In November 1944, American Third Army forces moved into the Metz area and heavy fighting ensued between the Allies and the German forces. On 29 November the airfield was taken from German control. Combat engineers from IX Engineer command moved in with the 830th Engineering Aviation Battalion arriving on 5 December. Due to the heavy fighting in the area and extensive damage from the Allied bombing attacks on the base, much restoration work was necessary. A new 5000' Pierced Steel Planking metal runway was laid down aligned 02/20 for aircraft use, and after nearly a month the airfield was declared operationally ready on 25 December 1944 as Advanced Landing Ground "Y-34 Metz".

Under American control, Metz Air Base was turned over to the Ninth Air Force, being used as a P-47 Thunderbolt combat fighter-bomber airfield for the rest of the war. Units which used the airfield were:

- 365th Fighter Group, 27 December 1944 – 30 January 1945
- 368th Fighter Group, 5 January-15 April 1945
- 406th Fighter Group, 2–8 February 1945
- 371st Fighter Group, 15 February-7 April 1945

The Luftwaffe Operation Bodenplatte (Unternehmen Bodenplatte) attacks on Metz Airfield by Jagdgeschwader 53 (JG 53) on 1 January 1945 from its base near Stuttgart (Echterdingen) with Bf 109Gs was part of the German last-ditch effort to achieve air superiority, even temporarily, over the Western Front. JG 53 destroyed or damaged about 40 Thunderbolts of the 365th Fighter Group in the attack, but the damage to the airfield was quickly repaired, the destroyed aircraft moved off the ramp, and replacements arrived within a few days to continue the attack. JG 53 retreated into Czechoslovakia and Austria before it was finally disbanded in April 1945.

On 29 May 1945, control of Metz Airfield was returned to the French Air Force.

===Postwar===
Although under French Air Force Control, the airfield was badly damaged by the war. Reconstruction began in April 1946. In 1950, when as a result of the Cold War threat of the Soviet Union, Metz-Frescaty was proposed by the United States Air Force to become an interim NATO fighter base, until other airfields could be constructed. In the ongoing negotiations, the site was ultimately rejected, and reconstruction of the base continued for French Air Force requirements.

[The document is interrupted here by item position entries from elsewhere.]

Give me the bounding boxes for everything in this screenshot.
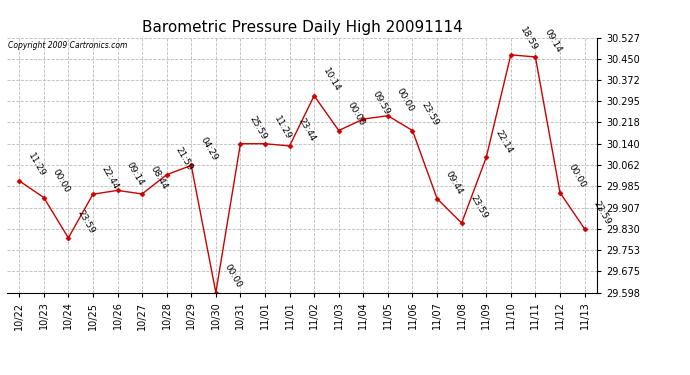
Text: 23:44: 23:44 (297, 117, 317, 143)
Text: 00:00: 00:00 (346, 101, 366, 128)
Text: 21:59: 21:59 (174, 145, 195, 172)
Text: 23:59: 23:59 (75, 208, 96, 235)
Text: 04:29: 04:29 (198, 136, 219, 163)
Text: 11:29: 11:29 (26, 151, 47, 178)
Text: 22:44: 22:44 (100, 165, 120, 192)
Text: 09:14: 09:14 (542, 27, 563, 54)
Text: 00:00: 00:00 (223, 263, 244, 290)
Text: Copyright 2009 Cartronics.com: Copyright 2009 Cartronics.com (8, 41, 128, 50)
Text: 10:14: 10:14 (321, 66, 342, 93)
Text: 08:44: 08:44 (149, 165, 170, 191)
Text: 23:59: 23:59 (469, 194, 489, 220)
Title: Barometric Pressure Daily High 20091114: Barometric Pressure Daily High 20091114 (141, 20, 462, 35)
Text: 25:59: 25:59 (248, 114, 268, 141)
Text: 11:29: 11:29 (272, 114, 293, 141)
Text: 09:59: 09:59 (371, 89, 391, 116)
Text: 09:14: 09:14 (124, 161, 145, 188)
Text: 09:44: 09:44 (444, 169, 464, 196)
Text: 22:14: 22:14 (493, 128, 514, 154)
Text: 00:00: 00:00 (51, 168, 72, 195)
Text: 18:59: 18:59 (518, 25, 538, 52)
Text: 00:00: 00:00 (395, 86, 415, 113)
Text: 23:59: 23:59 (591, 199, 612, 226)
Text: 23:59: 23:59 (420, 101, 440, 128)
Text: 00:00: 00:00 (567, 163, 588, 190)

The new paved jet runway was officially opened 20 July 1951, but the first French Air Force flying units were not assigned until April 1956 when 1/9 "Limousin" left BA 139 (Lahr, West Germany) and moved to Frescaty Air Base. Construction of the facility continued until 1956. The air base was designated base aérienne 128 (BA 128) during the summer of 1956. During the past 50 years, many units have been assigned to the base, flying a wide variety of aircraft. The last combat unit was reassigned on 31 August 2004.

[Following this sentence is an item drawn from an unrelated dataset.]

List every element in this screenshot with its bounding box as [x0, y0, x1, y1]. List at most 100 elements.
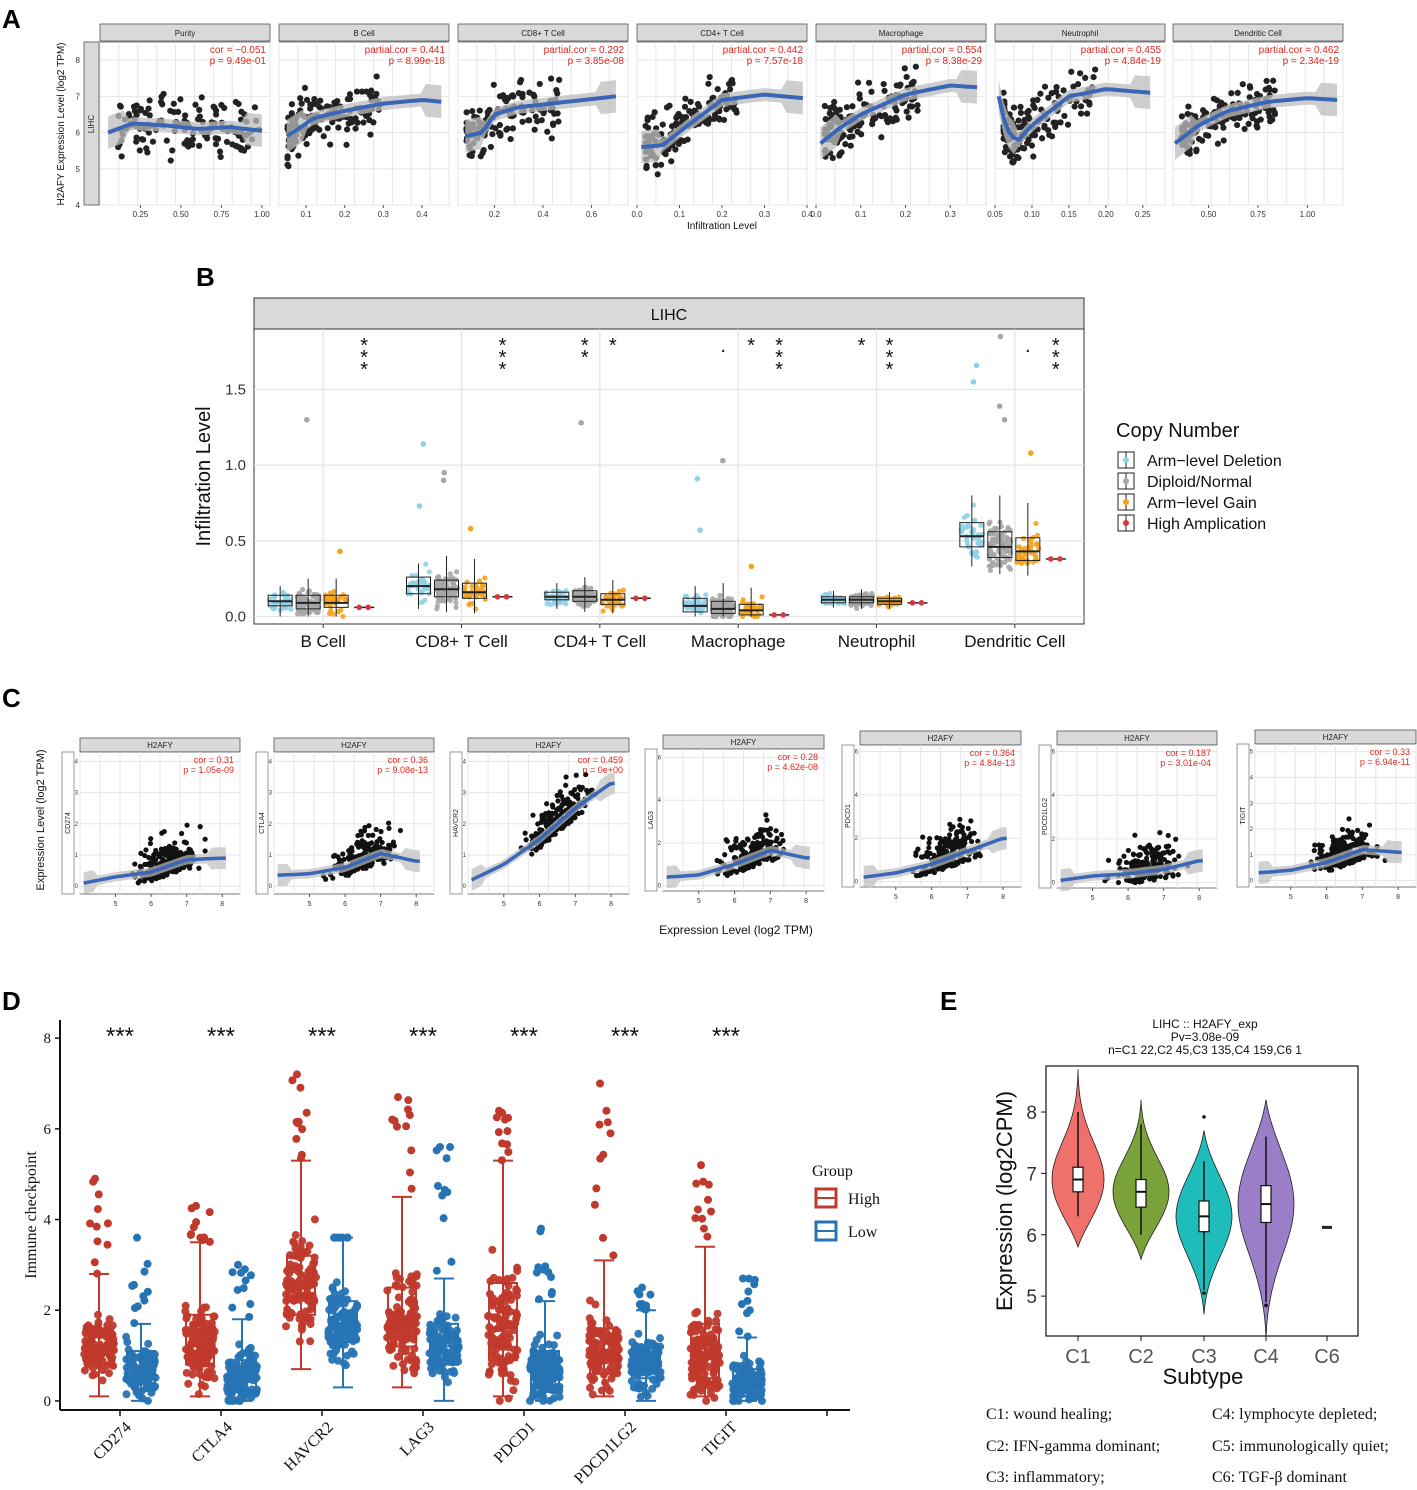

The RCAF #1 Air Division HQ was at Metz controlling 4 Wings ( of 3 Squadrons) at Stations in France and Germany and also supporting Stations in Britain. During this time support, transport and fighter aircraft of the RCAF used this aerodrome from 1953.

Until closure, Metz-Frescaty Air Base was a fully equipped front line French Air Force Base, primarily being used for command, control and training along with electronic warfare.

The base closed on 31 August 2012. As at September 2019, the airfield runway is marked (with Xs) as not usable for landings.